Kora-I read your story, and it's great! But my computer doesn't let me review anymore, so I'm stuck telling you about it here. *Cackles.* Now, to have some fun with Davey.

***

Oh, Jesus

David shuddered in pain, grinding his teeth. It was morning of their second day, and Mayer stayed more than twice as long. Fifty lashings with the cat, and when he found Blink's cigarettes. . .

It got ugly.

Again, they were weak as newborn kittens when they were finally carried back to the dorm, where Ten-pin and the others cared for their wounds, cleaning them as best they could with their rags of clothes. Just when they were gaining strength enough to eat, around five o'clock, Mayer came back for a quick ten before his own dinner.

God, they hated him.

***

"What da FUCK do you mean, I hafta marry 'er!? I don't even KNOW dis Rakael goil!" Mush demanded angrily.

"Then it's about time you met," his father grinned maliciously. He left, locking the door to Mush's cell of a bedroom.

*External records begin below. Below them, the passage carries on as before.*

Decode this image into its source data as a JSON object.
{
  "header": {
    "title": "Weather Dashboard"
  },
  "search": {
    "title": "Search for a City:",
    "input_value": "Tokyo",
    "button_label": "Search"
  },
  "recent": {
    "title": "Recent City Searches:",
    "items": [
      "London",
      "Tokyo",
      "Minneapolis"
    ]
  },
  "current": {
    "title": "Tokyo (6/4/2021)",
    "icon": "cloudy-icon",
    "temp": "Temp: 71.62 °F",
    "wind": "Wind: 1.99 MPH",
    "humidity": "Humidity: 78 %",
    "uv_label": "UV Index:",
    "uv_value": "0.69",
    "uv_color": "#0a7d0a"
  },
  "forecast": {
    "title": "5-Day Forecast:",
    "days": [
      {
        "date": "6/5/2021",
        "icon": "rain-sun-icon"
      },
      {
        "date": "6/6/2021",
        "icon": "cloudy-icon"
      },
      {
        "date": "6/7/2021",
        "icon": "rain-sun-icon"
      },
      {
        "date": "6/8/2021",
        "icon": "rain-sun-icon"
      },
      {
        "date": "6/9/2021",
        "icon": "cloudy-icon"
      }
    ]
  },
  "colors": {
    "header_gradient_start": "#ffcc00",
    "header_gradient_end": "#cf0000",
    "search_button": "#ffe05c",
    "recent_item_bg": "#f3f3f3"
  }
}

After an hour or two, he returned leading a short, but pretty, Hispanic girl. He left them to "get to know each other." "Flit Rogahs-Rakael. You mus' be da "John" kid I'se s'posed ta marry," she said, looking bored. "I'se nevah dated anyone longah dan a week. If you'se last a month, I'll give ya a shot."

Mush sighed. "Me name's Mush, fah one, an' fah two, I don't wanna marry anybody right now. I was dragged back heah by me faddah yestahday, an' now 'e tells me I'se engaged awready an'-Oh, Jesus, dis is messed up."

Flit grinned. "Jesus? But yer Latvian."

"So?"

"All the Latvian immigrants I know are Jewish."

"I convoited when I hoid what dey'se gonna do ta me. . ." Mush trailed off. Flit laughed outright.

"I'se Cath, anyways, so what're you'se?"

"Roman Cath, like Racetrack-a friend a mine, 'e took me ta choich when I became a newsie. I'se loinin' Latin from 'im an' Specs, who went ta High School 'til tenth grade, jus' dropped out las' yeah ta be a newsie." They paused awkwardly.

"Do ya sing at yer choich?" she asked suddenly.

"Yeah, mos'ly in Latin."

"Can ya sing any fawh me?"

"Panis angélicus

Fit panis hóminum,

Dat panis coélicus

Figúris términum.

O res mirábilis:

Mandúcat Dóminum

Pauper, servus

et húmilis. Te, trina Déitas

Unaque, póscimus,

Sic nos tu vísita,

Sicut te cólimus,

Per Tuas sémitas

Duc nos quo téndimus,

Ad lucem quam inhábitas," he sang quietly.

"What does it mean?"

"I don't know it all yet-like I said, I'm still learning Latin."

"I'se startin' t' get hungry," she muttered, and headed to the door. She tried the knob. "It's stuck!"

"Locked is more like it. Me faddah don' wan' me runnin' away again," he said darkly. "Heah, why don' we make 'im regret dat decision? 'e locked us in heah, gawd knows 'e's askin' fawh it."

Flit looked at him sideways. "Whaddaya mean?"

"You a voigin?"

"Why I oughta!" she began indignantly. He looked at her. "No."

"Den it don't mattah nomawh. C'mon, Flit, let's 'ave some fun."

"I met you fifteen minutes ago."

"I'se shallow, you'se a pretty face, what can I say? Love at foist sight, we ain't got time ta waste. C'mon, Flit. Doncha want some?"

Flit looked at him in disbelief-how the hell had the conversation come to this? She was quite uncomfortable discussing sex with a top-nude boy who had the sexiest chest she had ever seen. She gave in to hormones this time and sat on his bed shyly, awkwardly.

"I don' bite unless ya wan' me ta," Mush murmured softly. He kissed her gently, sucking on her lips and tasting her thoroughly. Flit groaned; he was too polite. Then he put his hands in her shirt and she started getting interested. She stroked his fabulous chest while Mush helped her out of her shirt. Yeah. Helped. Meaning ripped off in a flurry of passionate kisses.

They took their time with the rest, rolling around on the bed half naked and kissing wildly before taking off each other's pants.

You know the rest.

***

Kinda kinky little sex scene, but what're ya gonna do? I'm barely a teenager, it isn't like I've had that much experience sexually.